Personal Injury practices safe 'at this stage'

“Will they or won’t they?” has been the question for many personal injury lawyers wondering whether their practices were about to disappear into oblivion with the raising of the small claims limit. The question has now been answered: “not at this stage”. The government clearly thinks that it would be good to raise it. However it does not intend to do so ‘at this stage’ because it might have an adverse effect on victims of RTAs with genuine injuries. It wants to develop safeguards before an increase in the limit is considered.

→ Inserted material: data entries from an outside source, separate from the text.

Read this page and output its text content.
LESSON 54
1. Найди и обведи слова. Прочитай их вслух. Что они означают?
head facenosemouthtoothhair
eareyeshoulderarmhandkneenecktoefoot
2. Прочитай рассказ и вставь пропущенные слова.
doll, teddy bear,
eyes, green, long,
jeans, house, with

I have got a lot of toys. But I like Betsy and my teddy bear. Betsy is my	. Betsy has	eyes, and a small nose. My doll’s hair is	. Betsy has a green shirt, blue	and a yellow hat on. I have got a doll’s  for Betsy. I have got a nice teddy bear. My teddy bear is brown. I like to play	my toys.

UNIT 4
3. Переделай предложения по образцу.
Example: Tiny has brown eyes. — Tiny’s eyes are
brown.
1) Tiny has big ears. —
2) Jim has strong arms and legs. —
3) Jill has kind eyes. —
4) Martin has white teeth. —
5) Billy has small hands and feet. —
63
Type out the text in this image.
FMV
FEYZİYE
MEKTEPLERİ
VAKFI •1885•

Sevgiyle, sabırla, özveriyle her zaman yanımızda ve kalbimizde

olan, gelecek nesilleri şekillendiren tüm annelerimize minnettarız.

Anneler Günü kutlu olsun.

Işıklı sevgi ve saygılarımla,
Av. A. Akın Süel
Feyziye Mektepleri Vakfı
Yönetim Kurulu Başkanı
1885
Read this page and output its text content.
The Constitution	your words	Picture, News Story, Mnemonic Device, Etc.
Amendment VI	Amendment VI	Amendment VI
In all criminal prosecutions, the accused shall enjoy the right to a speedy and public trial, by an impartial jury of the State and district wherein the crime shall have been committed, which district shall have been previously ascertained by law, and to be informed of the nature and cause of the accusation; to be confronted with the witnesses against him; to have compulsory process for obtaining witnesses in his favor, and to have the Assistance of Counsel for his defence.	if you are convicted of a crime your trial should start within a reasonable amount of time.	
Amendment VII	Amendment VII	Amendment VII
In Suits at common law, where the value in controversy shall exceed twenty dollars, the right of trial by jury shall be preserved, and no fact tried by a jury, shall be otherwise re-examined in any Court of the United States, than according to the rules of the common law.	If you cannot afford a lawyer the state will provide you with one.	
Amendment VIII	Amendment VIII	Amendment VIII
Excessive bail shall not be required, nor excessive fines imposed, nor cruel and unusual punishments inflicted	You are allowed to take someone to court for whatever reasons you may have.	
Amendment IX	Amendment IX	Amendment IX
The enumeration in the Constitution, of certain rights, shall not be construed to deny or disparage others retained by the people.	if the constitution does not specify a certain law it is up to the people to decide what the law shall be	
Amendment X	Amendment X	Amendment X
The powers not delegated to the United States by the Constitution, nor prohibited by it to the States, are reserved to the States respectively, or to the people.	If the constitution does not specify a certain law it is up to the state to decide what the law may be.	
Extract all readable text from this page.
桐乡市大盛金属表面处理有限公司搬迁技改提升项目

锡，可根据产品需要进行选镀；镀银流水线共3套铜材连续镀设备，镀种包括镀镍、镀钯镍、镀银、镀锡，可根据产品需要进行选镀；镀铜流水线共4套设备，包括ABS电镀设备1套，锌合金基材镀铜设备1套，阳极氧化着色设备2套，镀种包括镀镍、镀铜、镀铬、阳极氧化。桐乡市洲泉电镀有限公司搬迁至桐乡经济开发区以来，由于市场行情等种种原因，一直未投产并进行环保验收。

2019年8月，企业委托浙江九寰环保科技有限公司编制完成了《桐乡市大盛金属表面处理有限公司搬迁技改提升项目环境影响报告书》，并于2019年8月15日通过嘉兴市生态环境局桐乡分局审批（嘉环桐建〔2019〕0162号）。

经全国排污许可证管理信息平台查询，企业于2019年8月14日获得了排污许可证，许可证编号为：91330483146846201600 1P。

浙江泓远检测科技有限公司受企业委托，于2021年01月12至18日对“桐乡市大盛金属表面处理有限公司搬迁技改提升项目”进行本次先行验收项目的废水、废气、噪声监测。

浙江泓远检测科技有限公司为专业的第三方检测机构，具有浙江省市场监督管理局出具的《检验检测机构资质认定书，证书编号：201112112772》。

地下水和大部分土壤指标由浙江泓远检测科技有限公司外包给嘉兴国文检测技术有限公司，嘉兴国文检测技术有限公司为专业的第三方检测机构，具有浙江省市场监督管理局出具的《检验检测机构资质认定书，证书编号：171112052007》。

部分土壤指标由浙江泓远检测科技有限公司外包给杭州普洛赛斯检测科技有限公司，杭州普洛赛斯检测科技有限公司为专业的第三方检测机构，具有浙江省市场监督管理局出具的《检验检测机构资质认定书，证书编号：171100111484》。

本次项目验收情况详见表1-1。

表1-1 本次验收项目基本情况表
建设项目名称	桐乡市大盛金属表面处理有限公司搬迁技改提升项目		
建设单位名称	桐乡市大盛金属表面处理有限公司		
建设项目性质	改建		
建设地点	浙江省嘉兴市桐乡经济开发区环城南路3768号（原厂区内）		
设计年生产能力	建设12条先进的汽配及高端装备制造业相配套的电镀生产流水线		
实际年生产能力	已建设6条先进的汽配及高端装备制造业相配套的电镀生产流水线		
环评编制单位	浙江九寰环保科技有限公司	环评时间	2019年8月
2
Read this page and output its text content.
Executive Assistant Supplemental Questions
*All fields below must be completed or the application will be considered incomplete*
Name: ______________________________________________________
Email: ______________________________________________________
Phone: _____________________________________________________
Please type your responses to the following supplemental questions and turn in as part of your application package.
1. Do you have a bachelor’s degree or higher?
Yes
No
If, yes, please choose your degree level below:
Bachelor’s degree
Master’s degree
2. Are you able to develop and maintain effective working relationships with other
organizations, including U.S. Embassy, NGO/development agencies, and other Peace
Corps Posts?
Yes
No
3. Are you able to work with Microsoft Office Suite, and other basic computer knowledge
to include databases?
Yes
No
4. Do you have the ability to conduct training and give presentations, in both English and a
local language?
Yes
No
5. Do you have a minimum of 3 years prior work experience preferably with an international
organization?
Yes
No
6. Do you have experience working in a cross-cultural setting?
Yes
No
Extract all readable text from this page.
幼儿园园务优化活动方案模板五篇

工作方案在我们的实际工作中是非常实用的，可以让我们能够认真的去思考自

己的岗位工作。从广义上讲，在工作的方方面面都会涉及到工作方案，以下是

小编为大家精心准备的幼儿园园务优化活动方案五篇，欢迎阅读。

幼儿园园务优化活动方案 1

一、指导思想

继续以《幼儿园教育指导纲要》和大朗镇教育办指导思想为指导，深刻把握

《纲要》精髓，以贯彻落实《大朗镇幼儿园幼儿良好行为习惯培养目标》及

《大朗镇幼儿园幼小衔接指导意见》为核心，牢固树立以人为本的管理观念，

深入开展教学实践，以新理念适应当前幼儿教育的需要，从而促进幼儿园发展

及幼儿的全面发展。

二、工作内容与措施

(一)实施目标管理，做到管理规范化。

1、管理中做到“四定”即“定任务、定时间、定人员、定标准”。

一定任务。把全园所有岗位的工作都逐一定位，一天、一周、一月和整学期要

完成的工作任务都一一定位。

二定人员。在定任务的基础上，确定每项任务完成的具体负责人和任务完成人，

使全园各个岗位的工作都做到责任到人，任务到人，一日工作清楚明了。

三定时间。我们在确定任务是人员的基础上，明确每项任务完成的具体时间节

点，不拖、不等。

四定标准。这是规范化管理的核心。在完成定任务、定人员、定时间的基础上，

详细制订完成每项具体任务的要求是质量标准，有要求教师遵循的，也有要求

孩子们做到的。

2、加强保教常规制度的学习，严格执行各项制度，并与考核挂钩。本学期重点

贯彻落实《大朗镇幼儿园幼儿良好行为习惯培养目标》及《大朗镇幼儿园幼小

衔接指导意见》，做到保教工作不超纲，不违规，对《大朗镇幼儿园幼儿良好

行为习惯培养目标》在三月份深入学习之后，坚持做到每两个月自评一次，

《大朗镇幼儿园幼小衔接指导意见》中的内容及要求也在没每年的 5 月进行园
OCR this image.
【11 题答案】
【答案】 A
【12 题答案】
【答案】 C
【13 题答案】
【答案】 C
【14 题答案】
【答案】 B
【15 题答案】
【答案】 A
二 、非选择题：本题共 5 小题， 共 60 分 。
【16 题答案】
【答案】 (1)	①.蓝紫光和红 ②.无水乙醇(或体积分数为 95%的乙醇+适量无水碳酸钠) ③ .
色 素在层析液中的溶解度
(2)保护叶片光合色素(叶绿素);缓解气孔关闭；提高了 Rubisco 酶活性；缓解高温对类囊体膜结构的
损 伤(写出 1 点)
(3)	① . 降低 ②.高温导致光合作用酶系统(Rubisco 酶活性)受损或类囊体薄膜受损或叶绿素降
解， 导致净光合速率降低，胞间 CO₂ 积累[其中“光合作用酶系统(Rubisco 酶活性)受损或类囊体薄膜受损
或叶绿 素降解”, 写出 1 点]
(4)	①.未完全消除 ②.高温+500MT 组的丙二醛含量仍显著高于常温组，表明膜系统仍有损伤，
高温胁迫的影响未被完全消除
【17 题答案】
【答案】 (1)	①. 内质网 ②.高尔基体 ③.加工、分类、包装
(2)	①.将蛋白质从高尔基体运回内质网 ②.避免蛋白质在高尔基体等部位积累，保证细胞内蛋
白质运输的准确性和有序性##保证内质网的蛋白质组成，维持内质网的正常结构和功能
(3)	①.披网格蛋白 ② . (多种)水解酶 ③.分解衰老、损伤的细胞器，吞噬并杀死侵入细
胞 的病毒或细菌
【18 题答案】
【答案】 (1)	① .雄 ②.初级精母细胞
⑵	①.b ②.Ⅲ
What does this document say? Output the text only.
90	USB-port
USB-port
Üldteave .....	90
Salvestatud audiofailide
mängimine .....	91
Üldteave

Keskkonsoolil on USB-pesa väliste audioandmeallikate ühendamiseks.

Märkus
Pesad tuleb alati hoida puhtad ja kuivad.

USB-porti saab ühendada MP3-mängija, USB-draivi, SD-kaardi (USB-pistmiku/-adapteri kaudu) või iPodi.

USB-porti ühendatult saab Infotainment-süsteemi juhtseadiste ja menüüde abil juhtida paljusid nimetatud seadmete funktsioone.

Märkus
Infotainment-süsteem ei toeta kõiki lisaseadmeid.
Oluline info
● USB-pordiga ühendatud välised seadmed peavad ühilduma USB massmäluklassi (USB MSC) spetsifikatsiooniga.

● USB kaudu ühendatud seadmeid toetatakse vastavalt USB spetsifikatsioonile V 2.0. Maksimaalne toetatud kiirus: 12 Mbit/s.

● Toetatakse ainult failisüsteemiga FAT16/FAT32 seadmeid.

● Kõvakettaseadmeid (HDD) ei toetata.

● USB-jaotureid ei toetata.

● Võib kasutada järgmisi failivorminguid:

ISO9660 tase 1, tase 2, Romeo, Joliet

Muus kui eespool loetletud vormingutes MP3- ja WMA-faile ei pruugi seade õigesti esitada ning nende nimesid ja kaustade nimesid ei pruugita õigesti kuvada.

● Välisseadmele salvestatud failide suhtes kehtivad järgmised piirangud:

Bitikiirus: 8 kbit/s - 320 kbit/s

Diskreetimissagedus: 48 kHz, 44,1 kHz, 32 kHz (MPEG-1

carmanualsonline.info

The government has also responded to the consultation on its proposal to set up panels of independent medical experts. It intends to go ahead with this with the intention of having experts who give better advice on whiplash injuries. The view is that only reports from accredited medical experts would be accepted in evidence in whiplash claims. Reports will be in a standardised format and the government intends to stop experts being paid by those who favour a certain outcome. Further work is to be done before a proposal is published. You may or may not have been aware that the transport select committee had recommended reducing the limitation period for road traffic cases involving personal injury from three years. The government has made it clear it does not intend to do so. Such a move would make the law of limitation more complicated and would cause a massive surge in litigation – at a point when the court system is struggling in any event. The government has also suggested measures to challenge fraudulent or exaggerated claims. These include better data collection in order to establish the extent of the problem, prohibiting settlement without a medical report and the sharing of data by insurance companies with claimant solicitors to help claimant lawyers carry out ‘know your client checks’. Whether this will really make any difference is open to doubt – one school of thought is that vehicle technology (dashboard cameras, speed recording devices etc) will only really make a difference.